Celebs Buying Legions of Fake Online Followers

Reports are coming in that some of the world's biggest names have been purchasing their online fame by way of digital marketing company "Devumi."

Devumi is just one of several dozen companies which offer its clients Likes, Followers, Shares, Retweets and more in exchange for cash.

This in itself is not so shocking.  Devumi can provide high-paying clients literally hundreds of thousands of followers (the NY Times reports John Leguizamo, Kathy Ireland and Michael Dell are just a few of the firm's clients).

But who exactly are these "new followers" who seemingly come out of the woodwork to fulfill Devumi's side of the deals? 

  1. Devumi staff (including outsourced Filipino support)
  2. Bots (fake accounts)

Devumi staff are able to react to clients online postings as a real fan would, and accurately interact with the posts themselves.

Fake accounts on the world's most popular social networks (ie Facebook) number in the millions.  Customer service agents at those companies delete tens of thousands of fake accounts every single day.

It touches on a broader issue of how social networks inflate their "user" numbers to the public.  The dramatically high figures so often reported in the news as "billions of users" need to be understood as "billions of accounts."

Why?

Think duplicate accounts.  Ever forget your password and make a new account?  There's another one.  How about those oh-so-cute profiles people make for their pets?  Are they users?  No, more like accounts.

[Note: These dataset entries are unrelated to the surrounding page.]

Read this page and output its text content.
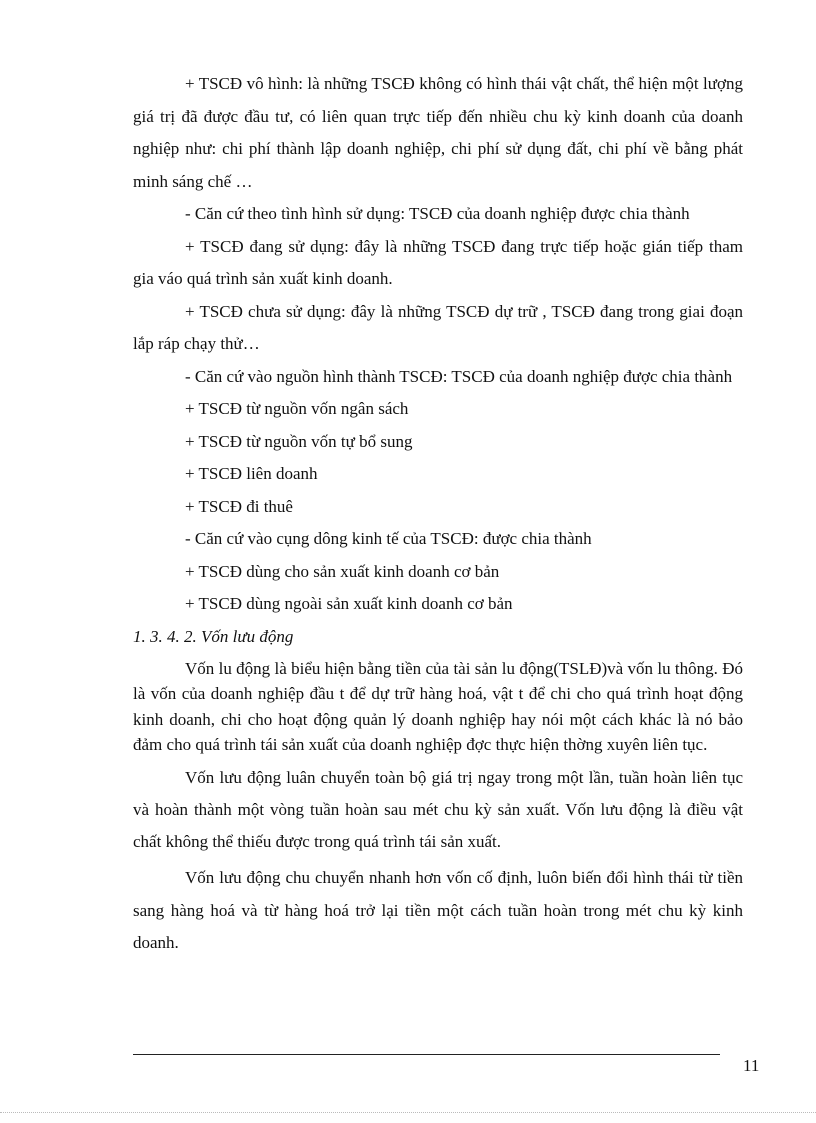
+ TSCĐ vô hình: là những TSCĐ không có hình thái vật chất, thể hiện một lượng giá trị đã được đầu tư, có liên quan trực tiếp đến nhiều chu kỳ kinh doanh của doanh nghiệp như: chi phí thành lập doanh nghiệp, chi phí sử dụng đất, chi phí về bằng phát minh sáng chế …

- Căn cứ theo tình hình sử dụng: TSCĐ của doanh nghiệp được chia thành

+ TSCĐ đang sử dụng: đây là những TSCĐ đang trực tiếp hoặc gián tiếp tham gia váo quá trình sản xuất kinh doanh.

+ TSCĐ chưa sử dụng: đây là những TSCĐ dự trữ , TSCĐ đang trong giai đoạn lắp ráp chạy thử…

- Căn cứ vào nguồn hình thành TSCĐ: TSCĐ của doanh nghiệp được chia thành

+ TSCĐ từ nguồn vốn ngân sách

+ TSCĐ từ nguồn vốn tự bổ sung

+ TSCĐ liên doanh

+ TSCĐ đi thuê

- Căn cứ vào cụng dông kinh tế của TSCĐ: được chia thành

+ TSCĐ dùng cho sản xuất kinh doanh cơ bản

+ TSCĐ dùng ngoài sản xuất kinh doanh cơ bản

1. 3. 4. 2. Vốn lưu động

Vốn lu động là biểu hiện bằng tiền của tài sản lu động(TSLĐ)và vốn lu thông. Đó là vốn của doanh nghiệp đầu t để dự trữ hàng hoá, vật t để chi cho quá trình hoạt động kinh doanh, chi cho hoạt động quản lý doanh nghiệp hay nói một cách khác là nó bảo đảm cho quá trình tái sản xuất của doanh nghiệp đợc thực hiện thờng xuyên liên tục.

Vốn lưu động luân chuyển toàn bộ giá trị ngay trong một lần, tuần hoàn liên tục và hoàn thành một vòng tuần hoàn sau mét chu kỳ sản xuất. Vốn lưu động là điều vật chất không thể thiếu được trong quá trình tái sản xuất.

Vốn lưu động chu chuyển nhanh hơn vốn cố định, luôn biến đổi hình thái từ tiền sang hàng hoá và từ hàng hoá trở lại tiền một cách tuần hoàn trong mét chu kỳ kinh doanh.

11
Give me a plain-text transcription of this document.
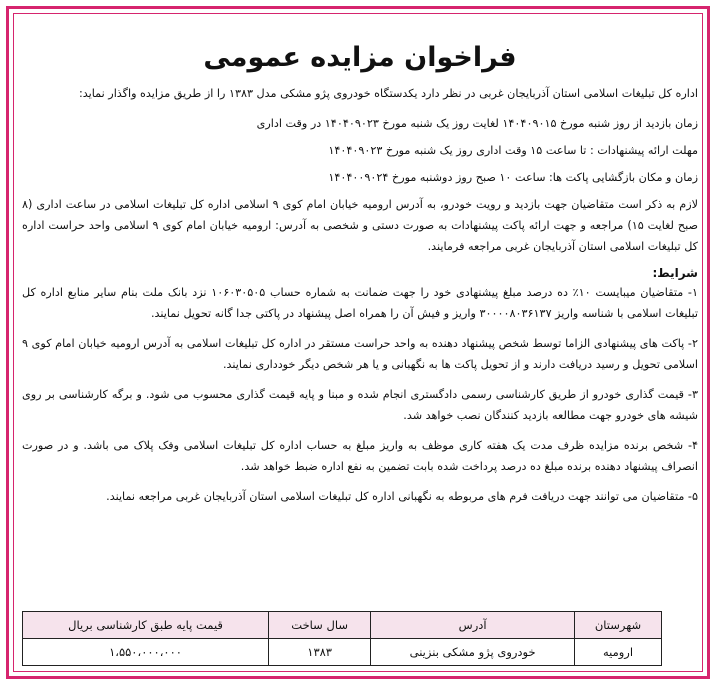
فراخوان مزایده عمومی

اداره کل تبلیغات اسلامی استان آذربایجان غربی در نظر دارد یکدستگاه خودروی پژو مشکی مدل ۱۳۸۳ را از طریق مزایده واگذار نماید:

زمان بازدید از روز شنبه مورخ ۱۴۰۴۰۹۰۱۵ لغایت روز یک شنبه مورخ ۱۴۰۴۰۹۰۲۳ در وقت اداری

مهلت ارائه پیشنهادات : تا ساعت ۱۵ وقت اداری روز یک شنبه مورخ ۱۴۰۴۰۹۰۲۳

زمان و مکان بازگشایی پاکت ها: ساعت ۱۰ صبح روز دوشنبه مورخ ۱۴۰۴۰۰۹۰۲۴

لازم به ذکر است متقاضیان جهت بازدید و رویت خودرو، به آدرس ارومیه خیابان امام کوی ۹ اسلامی اداره کل تبلیغات اسلامی در ساعت اداری (۸ صبح لغایت ۱۵) مراجعه و جهت ارائه پاکت پیشنهادات به صورت دستی و شخصی به آدرس: ارومیه خیابان امام کوی ۹ اسلامی واحد حراست اداره کل تبلیغات اسلامی استان آذربایجان غربی مراجعه فرمایند.

شرایط:

۱- متقاضیان میبایست ۱۰٪ ده درصد مبلغ پیشنهادی خود را جهت ضمانت به شماره حساب ۱۰۶۰۳۰۵۰۵ نزد بانک ملت بنام سایر منابع اداره کل تبلیغات اسلامی با شناسه واریز ۳۰۰۰۰۸۰۳۶۱۳۷ واریز و فیش آن را همراه اصل پیشنهاد در پاکتی جدا گانه تحویل نمایند.

۲- پاکت های پیشنهادی الزاما توسط شخص پیشنهاد دهنده به واحد حراست مستقر در اداره کل تبلیغات اسلامی به آدرس ارومیه خیابان امام کوی ۹ اسلامی تحویل و رسید دریافت دارند و از تحویل پاکت ها به نگهبانی و یا هر شخص دیگر خودداری نمایند.

۳- قیمت گذاری خودرو از طریق کارشناسی رسمی دادگستری انجام شده و مبنا و پایه قیمت گذاری محسوب می شود. و برگه کارشناسی بر روی شیشه های خودرو جهت مطالعه بازدید کنندگان نصب خواهد شد.

۴- شخص برنده مزایده ظرف مدت یک هفته کاری موظف به واریز مبلغ به حساب اداره کل تبلیغات اسلامی وفک پلاک می باشد. و در صورت انصراف پیشنهاد دهنده برنده مبلغ ده درصد پرداخت شده بابت تضمین به نفع اداره ضبط خواهد شد.

۵- متقاضیان می توانند جهت دریافت فرم های مربوطه به نگهبانی اداره کل تبلیغات اسلامی استان آذربایجان غربی مراجعه نمایند.

شهرستان	آدرس	سال ساخت	قیمت پایه طبق کارشناسی بریال
ارومیه	خودروی پژو مشکی بنزینی	۱۳۸۳	۱،۵۵۰،۰۰۰،۰۰۰
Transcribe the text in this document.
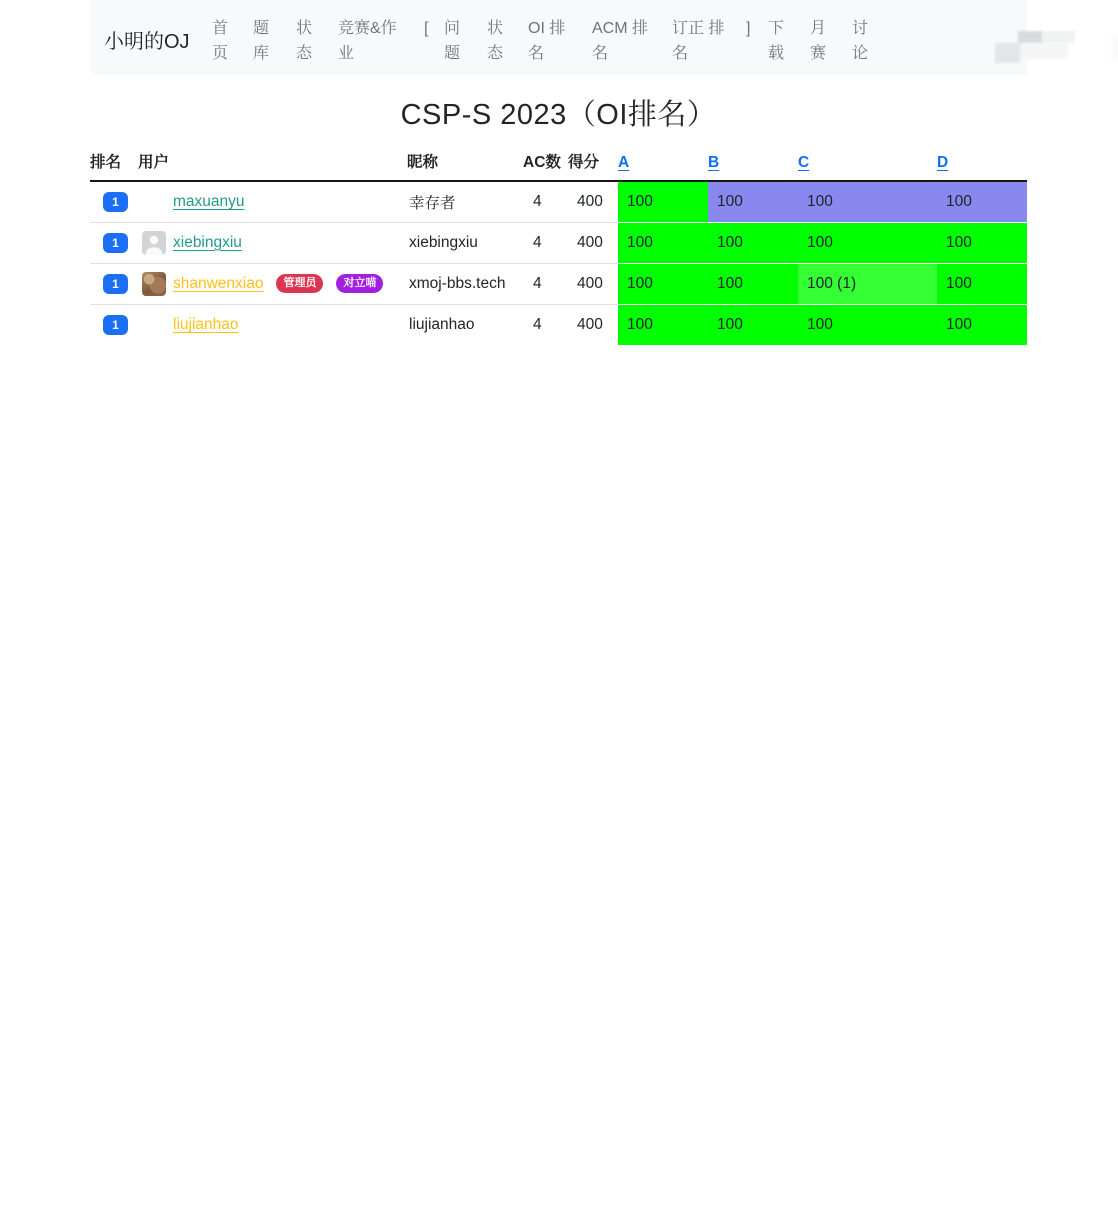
小明的OJ
首页
题库
状态
竞赛&作业
[ 问题
状态
OI 排名
ACM 排名
订正 排名
] 下载
月赛
讨论
CSP-S 2023（OI排名）
排名	用户	昵称	AC数	得分	A	B	C	D
1	maxuanyu	幸存者	4	400	100	100	100	100
1	xiebingxiu	xiebingxiu	4	400	100	100	100	100
1	shanwenxiao 管理员 对立喵	xmoj-bbs.tech	4	400	100	100	100 (1)	100
1	liujianhao	liujianhao	4	400	100	100	100	100
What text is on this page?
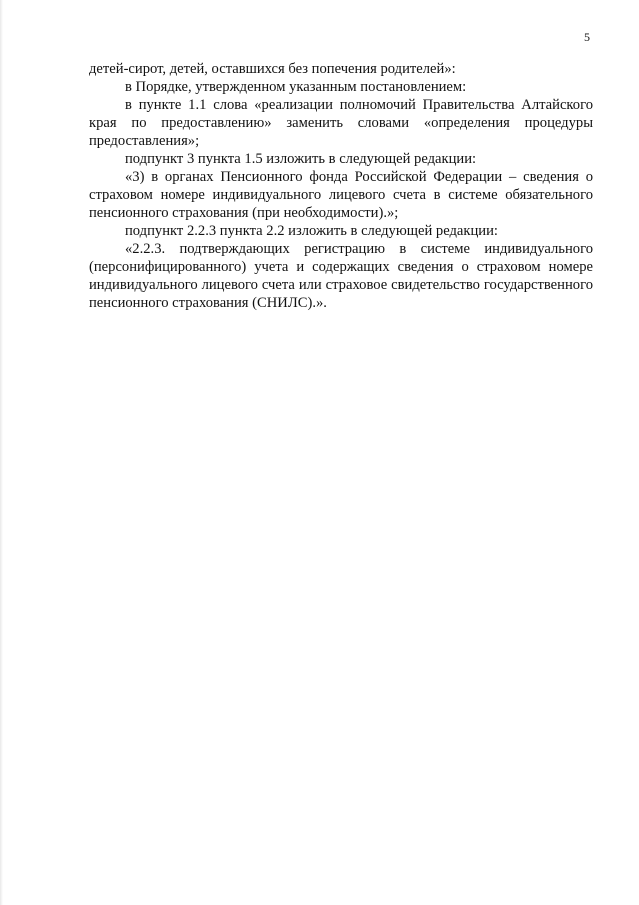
5

детей-сирот, детей, оставшихся без попечения родителей»:

в Порядке, утвержденном указанным постановлением:

в пункте 1.1 слова «реализации полномочий Правительства Алтайского края по предоставлению» заменить словами «определения процедуры предоставления»;

подпункт 3 пункта 1.5 изложить в следующей редакции:

«3) в органах Пенсионного фонда Российской Федерации – сведения о страховом номере индивидуального лицевого счета в системе обязательного пенсионного страхования (при необходимости).»;

подпункт 2.2.3 пункта 2.2 изложить в следующей редакции:

«2.2.3. подтверждающих регистрацию в системе индивидуального (персонифицированного) учета и содержащих сведения о страховом номере индивидуального лицевого счета или страховое свидетельство государственного пенсионного страхования (СНИЛС).».
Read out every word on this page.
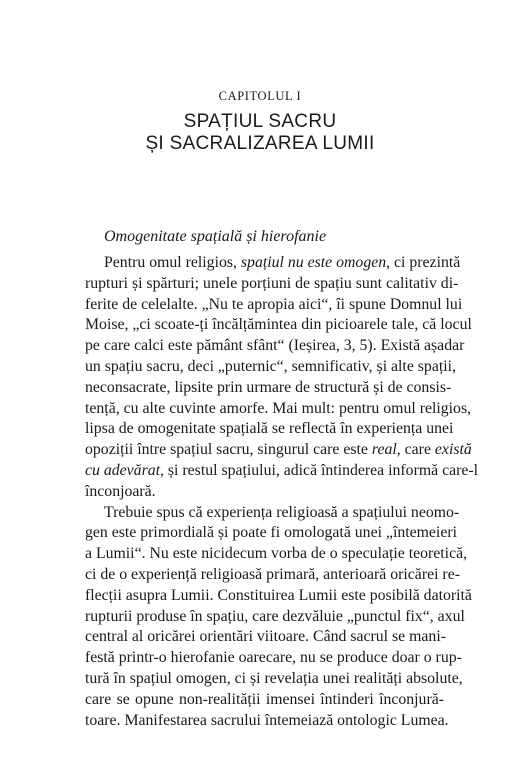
CAPITOLUL I
SPAȚIUL SACRU
ȘI SACRALIZAREA LUMII
Omogenitate spațială și hierofanie
Pentru omul religios, spațiul nu este omogen, ci prezintă
rupturi și spărturi; unele porțiuni de spațiu sunt calitativ di-
ferite de celelalte. „Nu te apropia aici“, îi spune Domnul lui
Moise, „ci scoate-ți încălțămintea din picioarele tale, că locul
pe care calci este pământ sfânt“ (Ieșirea, 3, 5). Există așadar
un spațiu sacru, deci „puternic“, semnificativ, și alte spații,
neconsacrate, lipsite prin urmare de structură și de consis-
tență, cu alte cuvinte amorfe. Mai mult: pentru omul religios,
lipsa de omogenitate spațială se reflectă în experiența unei
opoziții între spațiul sacru, singurul care este real, care există
cu adevărat, și restul spațiului, adică întinderea informă care-l
înconjoară.
Trebuie spus că experiența religioasă a spațiului neomo-
gen este primordială și poate fi omologată unei „întemeieri
a Lumii“. Nu este nicidecum vorba de o speculație teoretică,
ci de o experiență religioasă primară, anterioară oricărei re-
flecții asupra Lumii. Constituirea Lumii este posibilă datorită
rupturii produse în spațiu, care dezvăluie „punctul fix“, axul
central al oricărei orientări viitoare. Când sacrul se mani-
festă printr-o hierofanie oarecare, nu se produce doar o rup-
tură în spațiul omogen, ci și revelația unei realități absolute,
care se opune non-realității imensei întinderi înconjură-
toare. Manifestarea sacrului întemeiază ontologic Lumea.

And none of those "accounts" fall into the largest category of "non-human operated" accounts, which would be the bots - fully automated accounts.

So what's with the appeal?  The obvious one is that of the eternally-running popularity contest.  

But beyond that, these top influencing individuals receive money through their powerhouse online presences.  The larger their reach, the more opportunity for the big social networks and online corporations to push their advertisements to.